Natürlich kann das von einem fähigen Lehrer vermittelte Wissen das Auswendiglernen nicht ersetzen. Auch die in der offenen Bibliothek verfügbaren Bücher hatten ihre Grenzen. Als Ves sich im virtuellen Bibliotheksbereich der MTA anmeldete, hatte er Zugang zu vielen Büchern. Er sah aber auch, dass die meisten Bücher sich auf Grundlagenwissen und Kernkenntnisse konzentrierten. Neuestes, firmeneigenes Wissen fehlte in der Bibliothek völlig.

"Zum Glück muss ich mich nicht auf andere verlassen, um meine Fachkenntnisse zu entwickeln. Grundlagenwissen ist für mich ausreichend. Mit Hilfe der Bibliothek kann ich meine plötzlichen Fähigkeitenverbesserungen in Mechanik und anderen Bereichen nachweisen."

Da er kürzlich seine Fähigkeiten in Mechanik auf Gesellenniveau verbessert hatte, wollte er sein neu erreichtes Niveau durch das Lesen zusätzlicher Bücher stabilisieren. Er filterte die meisten Bücher zu anderen Themen aus und beschränkte sich auf die meistverkauften Anfängerbücher auf Gesellenniveau.

KÜNSTLICHE MUSKULATUR - WIE MAN SCHNELLER WIRD, von Meister Ricardo Takanata. Preis: 153.623 helle Credits.

DIE KRÄFTE, DIE ZWEIBEINIGE MECHS ANTREIBEN: EIN AUSGEWOGENER ANSATZ, von Meister R.I. Ulmer und Meister F.M. Smith. Preis: 346.535 helle Credits.

DER HANDBUCH DES GESSELLEN ZU MECH-MOTOREN, 74. AUFLAGE, von Meister Elia James, Meisterin Alice Coventry und Meister Christopher Lin. Preis: 86.232 helle Credits.

Ves'a Herz blutete förmlich, als er seine kostbaren Credits für diese Bücher ausgab. Die meisten der Meister, die diese Bücher verfasst oder herausgegeben hatten, waren renommierte Mech-Designer, die an der Spitze der Mech-Industrie standen. Die drei Bücher, die Ves ausgewählt hatte, bildeten das Kernwissen der Mechanik auf Gesellenniveau und selbst mit seinem durch das System verbesserten Gedächtnis konnte er aus diesen Büchern immer noch viel lernen.

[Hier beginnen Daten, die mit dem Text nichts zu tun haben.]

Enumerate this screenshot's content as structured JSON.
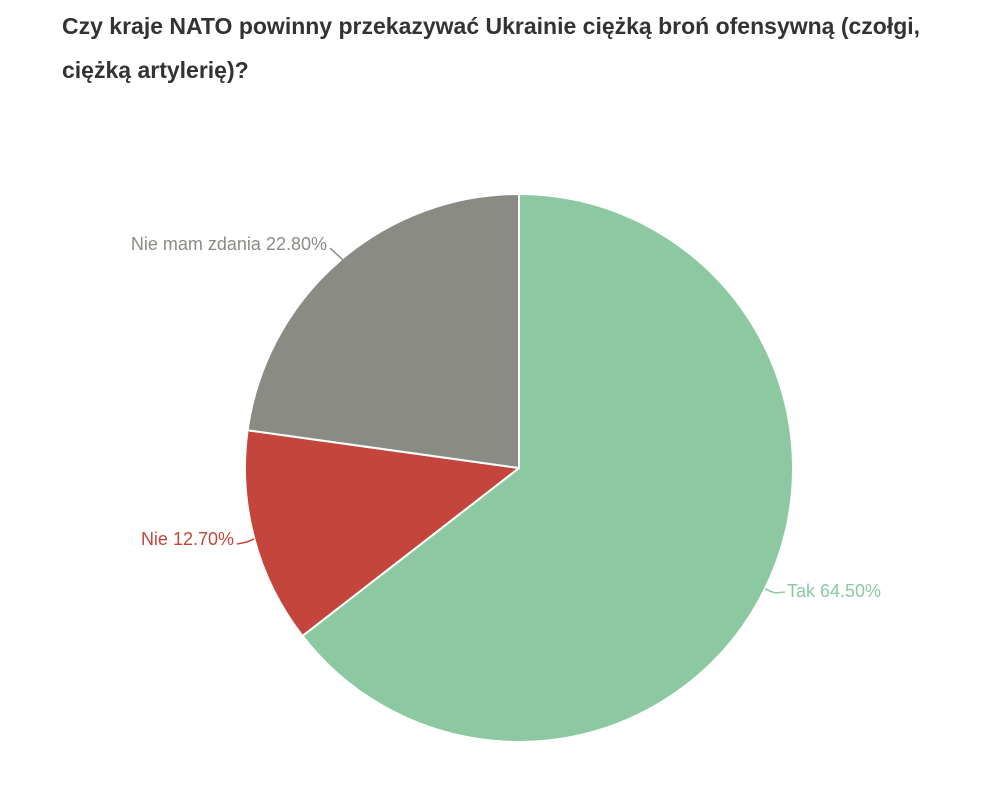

Die Preise waren ursprünglich in verschiedenen Währungen angegeben. Vielleicht waren sie für diejenigen, die in zweitklassigen Staaten lebten, angemessen. Aber für er war sich sicher, dass sich die Einkäufe auszahlen würden, wenn er das Wissen aufgenommen hätte. Aber es stellte immer noch einen großen Teil seiner Ersparnisse dar.

"Ich habe das Gefühl das Gefühl zu haben, wieder auf der Universität zu sein. Nun, solange das Schiff noch unterwegs ist, habe ich mehr als genug Zeit, um diese Bücher zu verdauen."

Gerade als er in seine Einkäufe eintauchen wollte, öffnete sich die Kabinentür. "VESSE! Du musst nach unten kommen! In einer Stunde werden sich zwei Mech der nächsten Generation duellieren! Sammle deine Credits und lass uns wetten gehen!"